KARACHI: Need stressed to end privatisation

Published November 13, 2006

KARACHI, Nov 12: Renowned economist Dr Qaiser Bengali has said that the privatisation programme must be buried for good and in certain cases, it should be reversed.

He was delivering his lecture at the Pakistan Peoples Party’s secretariat here on Sunday which was organised as part of the party’s lecture series to shed light on the country’s vital issues. Eminent trade union leader Habibuddin Junedi presided over the sitting.

Dr Bengali said that even in some European countries where not only the privatisation process had been honestly conducted and where the state had been very closely regulating the operations of the privatised units, the concerned governments were reversing their earlier decision to privatise the units which either proved counter productive or undermined public interest.

He said that Pakistan was moving fast towards a stage where only the rich would be able to afford essential public utilities like drinking water, electricity and gas. Basic rights, including personal security, education and health facilities, etc, were getting beyond the common man’s affordability.
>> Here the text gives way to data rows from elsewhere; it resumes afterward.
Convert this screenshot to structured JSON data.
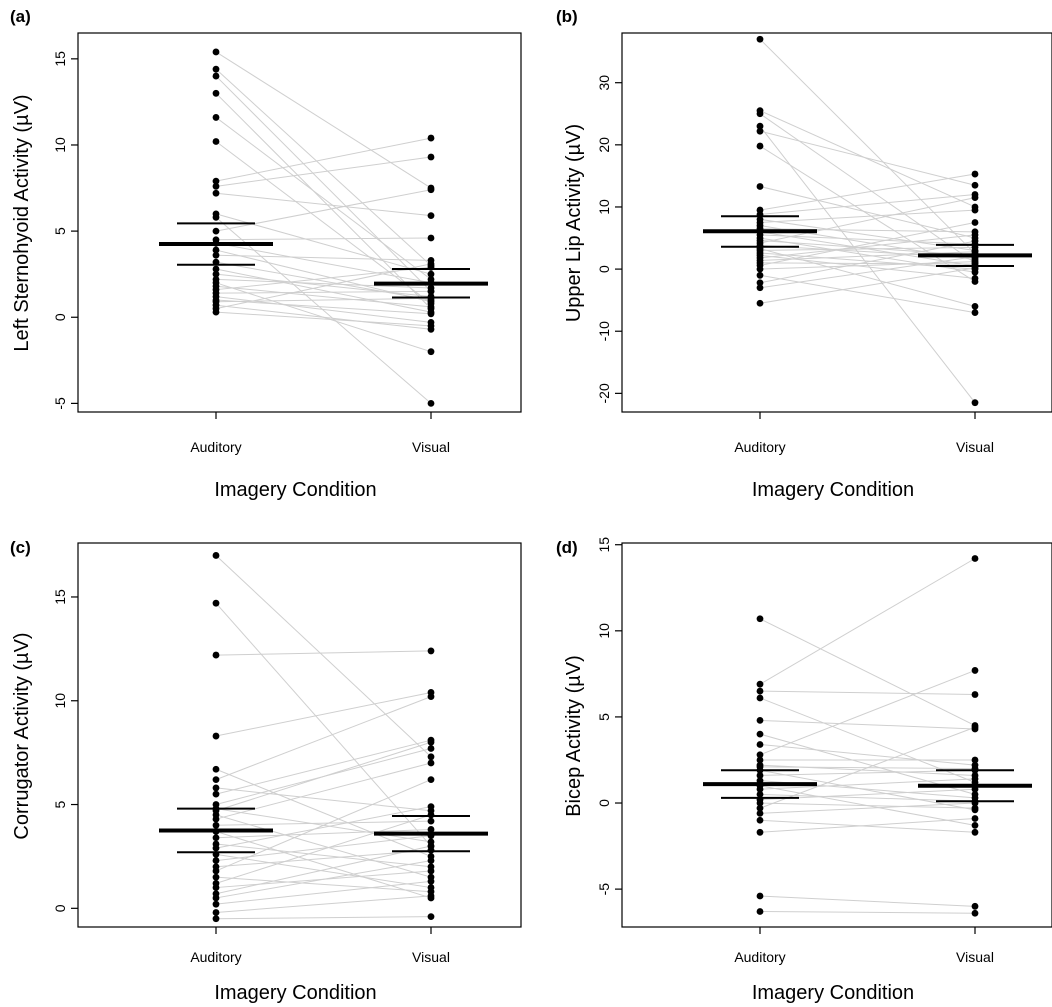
{
  "chart_data": [
    {
      "panel_label": "(a)",
      "type": "scatter",
      "ylabel": "Left Sternohyoid Activity (µV)",
      "xlabel": "Imagery Condition",
      "categories": [
        "Auditory",
        "Visual"
      ],
      "ylim": [
        -5.5,
        16.5
      ],
      "yticks": [
        -5,
        0,
        5,
        10,
        15
      ],
      "summary": [
        {
          "condition": "Auditory",
          "mean": 4.25,
          "ci_low": 3.05,
          "ci_high": 5.45
        },
        {
          "condition": "Visual",
          "mean": 1.95,
          "ci_low": 1.15,
          "ci_high": 2.8
        }
      ],
      "pairs": [
        [
          15.4,
          7.5
        ],
        [
          14.4,
          3.0
        ],
        [
          14.0,
          1.5
        ],
        [
          13.0,
          0.5
        ],
        [
          11.6,
          2.2
        ],
        [
          10.2,
          0.8
        ],
        [
          7.9,
          10.4
        ],
        [
          7.6,
          9.3
        ],
        [
          7.2,
          5.9
        ],
        [
          6.0,
          2.5
        ],
        [
          5.8,
          -5.0
        ],
        [
          5.0,
          7.4
        ],
        [
          4.5,
          4.6
        ],
        [
          4.3,
          2.0
        ],
        [
          3.6,
          3.3
        ],
        [
          3.2,
          1.0
        ],
        [
          2.8,
          0.3
        ],
        [
          2.5,
          1.2
        ],
        [
          2.2,
          1.7
        ],
        [
          2.0,
          -2.0
        ],
        [
          1.8,
          0.6
        ],
        [
          1.6,
          2.9
        ],
        [
          1.4,
          1.5
        ],
        [
          1.2,
          -0.3
        ],
        [
          1.0,
          0.2
        ],
        [
          0.9,
          1.1
        ],
        [
          0.7,
          -0.7
        ],
        [
          0.5,
          3.1
        ],
        [
          0.3,
          -0.5
        ],
        [
          3.9,
          0.9
        ]
      ]
    },
    {
      "panel_label": "(b)",
      "type": "scatter",
      "ylabel": "Upper Lip Activity (µV)",
      "xlabel": "Imagery Condition",
      "categories": [
        "Auditory",
        "Visual"
      ],
      "ylim": [
        -23,
        38
      ],
      "yticks": [
        -20,
        -10,
        0,
        10,
        20,
        30
      ],
      "summary": [
        {
          "condition": "Auditory",
          "mean": 6.1,
          "ci_low": 3.6,
          "ci_high": 8.5
        },
        {
          "condition": "Visual",
          "mean": 2.2,
          "ci_low": 0.5,
          "ci_high": 3.9
        }
      ],
      "pairs": [
        [
          37.0,
          2.5
        ],
        [
          25.5,
          10.0
        ],
        [
          25.0,
          1.0
        ],
        [
          23.0,
          -21.5
        ],
        [
          22.2,
          13.5
        ],
        [
          19.8,
          -2.0
        ],
        [
          13.3,
          5.0
        ],
        [
          9.5,
          15.3
        ],
        [
          8.8,
          12.0
        ],
        [
          8.0,
          3.0
        ],
        [
          7.5,
          9.5
        ],
        [
          7.0,
          1.5
        ],
        [
          6.5,
          6.0
        ],
        [
          6.0,
          0.5
        ],
        [
          5.5,
          4.0
        ],
        [
          5.0,
          -0.5
        ],
        [
          4.6,
          2.2
        ],
        [
          4.2,
          11.5
        ],
        [
          3.8,
          1.8
        ],
        [
          3.3,
          -6.0
        ],
        [
          3.0,
          3.5
        ],
        [
          2.6,
          0.0
        ],
        [
          2.2,
          -1.5
        ],
        [
          1.8,
          5.5
        ],
        [
          1.4,
          2.8
        ],
        [
          1.0,
          0.8
        ],
        [
          0.6,
          7.5
        ],
        [
          0.0,
          1.2
        ],
        [
          -1.0,
          -7.0
        ],
        [
          -2.2,
          4.5
        ],
        [
          -3.0,
          2.0
        ],
        [
          -5.5,
          0.2
        ]
      ]
    },
    {
      "panel_label": "(c)",
      "type": "scatter",
      "ylabel": "Corrugator Activity (µV)",
      "xlabel": "Imagery Condition",
      "categories": [
        "Auditory",
        "Visual"
      ],
      "ylim": [
        -0.9,
        17.6
      ],
      "yticks": [
        0,
        5,
        10,
        15
      ],
      "summary": [
        {
          "condition": "Auditory",
          "mean": 3.75,
          "ci_low": 2.7,
          "ci_high": 4.8
        },
        {
          "condition": "Visual",
          "mean": 3.6,
          "ci_low": 2.75,
          "ci_high": 4.45
        }
      ],
      "pairs": [
        [
          17.0,
          7.3
        ],
        [
          14.7,
          3.0
        ],
        [
          12.2,
          12.4
        ],
        [
          8.3,
          10.4
        ],
        [
          6.7,
          2.5
        ],
        [
          6.2,
          10.2
        ],
        [
          5.8,
          4.7
        ],
        [
          5.5,
          8.1
        ],
        [
          5.0,
          7.7
        ],
        [
          4.8,
          3.2
        ],
        [
          4.5,
          1.5
        ],
        [
          4.3,
          7.0
        ],
        [
          4.0,
          4.2
        ],
        [
          3.7,
          0.5
        ],
        [
          3.4,
          3.8
        ],
        [
          3.1,
          2.0
        ],
        [
          2.9,
          4.9
        ],
        [
          2.6,
          1.0
        ],
        [
          2.3,
          3.5
        ],
        [
          2.0,
          2.8
        ],
        [
          1.8,
          6.2
        ],
        [
          1.5,
          0.8
        ],
        [
          1.2,
          4.5
        ],
        [
          1.0,
          1.8
        ],
        [
          0.7,
          3.0
        ],
        [
          0.5,
          2.3
        ],
        [
          0.2,
          1.3
        ],
        [
          -0.2,
          0.6
        ],
        [
          -0.5,
          -0.4
        ],
        [
          4.7,
          8.0
        ]
      ]
    },
    {
      "panel_label": "(d)",
      "type": "scatter",
      "ylabel": "Bicep Activity (µV)",
      "xlabel": "Imagery Condition",
      "categories": [
        "Auditory",
        "Visual"
      ],
      "ylim": [
        -7.2,
        15.1
      ],
      "yticks": [
        -5,
        0,
        5,
        10,
        15
      ],
      "summary": [
        {
          "condition": "Auditory",
          "mean": 1.1,
          "ci_low": 0.3,
          "ci_high": 1.9
        },
        {
          "condition": "Visual",
          "mean": 1.0,
          "ci_low": 0.1,
          "ci_high": 1.9
        }
      ],
      "pairs": [
        [
          10.7,
          4.5
        ],
        [
          6.9,
          14.2
        ],
        [
          6.5,
          6.3
        ],
        [
          6.1,
          1.2
        ],
        [
          4.8,
          4.3
        ],
        [
          4.0,
          0.5
        ],
        [
          3.4,
          2.2
        ],
        [
          2.8,
          7.7
        ],
        [
          2.5,
          2.5
        ],
        [
          2.2,
          1.6
        ],
        [
          1.9,
          -0.4
        ],
        [
          1.6,
          1.9
        ],
        [
          1.3,
          0.3
        ],
        [
          1.0,
          -1.3
        ],
        [
          0.8,
          1.4
        ],
        [
          0.5,
          0.1
        ],
        [
          0.2,
          0.8
        ],
        [
          0.0,
          -0.3
        ],
        [
          -0.3,
          4.4
        ],
        [
          -0.6,
          0.0
        ],
        [
          -1.0,
          -1.7
        ],
        [
          -1.7,
          -0.9
        ],
        [
          -5.4,
          -6.0
        ],
        [
          -6.3,
          -6.4
        ],
        [
          2.1,
          2.0
        ]
      ]
    }
  ]
}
“If that is the kind of society we are going to build, it is alright to carry on under the current policies imposed from abroad. And if not, we will have to take matters in our own hands to formulate such policies which could protect and benefit our people.”

According to him, a parliament elected in a free and fair election should debate the privatisation experience and lay down the policy guidelines identifying the areas where the private sector may be allowed to play a role and defining that how it should be regulated. These guidelines should be followed strictly and privatisation of any unit against the guidelines should be reversed.

The economist was of the view that the investments which did not materialise in the shape of new manufacturing units and higher production could not be called investment. The privatisation carried out so far was only the change of ownership of the existing units which had, with few exceptions, resulted in closures and de-industrialisation. If anything it could be called was the immoral stuffing of public resources in private pockets, and not investment by any stretch of imagination. He regretted that during the last decade or so, no new manufacturing unit had been set up in the country. Dr Bengali recalled that just five days before Ms. Benazir Bhutto took oath of office in 1988, Dr Mehbubul Haq of the then care-taker government had signed an agreement with the IMF that bound Pakistan to pursue a privatisation programme. Neither the caretakers nor the IMF had given any consideration to the fact that a new government had already been elected with a manifesto voted upon by the people and they were the ones with the right to make future policies, he observed.

While reopening negotiations with the IMF, Ms Bhutto proceeded with utmost care, selling only three per cent of the PIA shares through the open stock market. After her elected government was removed and Mian Nawaz Sharif was brought in, the new government put as many as 90 public sector units to the private sector in just one year under his privatisation policy.

Nawaz Sharif’s government had argued that these units were running in loss and had become a burden on the national exchequer. However, Dr Bengali said, these were profit-making units. The prices of these units, fixed by the Privatisation Commission were as low as a fraction of the price of the land that they were built on. This was proved when all, except a few, privatised units were closed down by their new owners who sold away the land.

The present military rulers argue that government should not be in the business of running industries. In line with this perception, they sold out the most critical and profit-making unit, the PTCL, to a foreign public sector company. “Now it is not our government, but a foreign firm which owns and controls our communication system.”

He said that 80 per cent of our banking and the entire oil & gas sector were being handed over to foreigners. These foreign firms would earn their profits in Pakistani currency but remit it abroad in dollars which would create a frightening trade deficit.

Dr Qaiser Bengali drew a clear line between ‘private profit’ and ‘social profit’, and said that while the private sector worked for making private profits for itself, the function of the state was to strive for making more and more social profit. Maintaining a decent minimum wage level, providing job opportunities, keeping utility rates at affordable levels, ensuring health and education for all, etc., were the duties of the state from which it could not move away, he stressed.

Habibuddin Junedi said that the damage done to the country by the imperialism was now very obvious even to those who had willingly become tools in foreign hands for their implementation.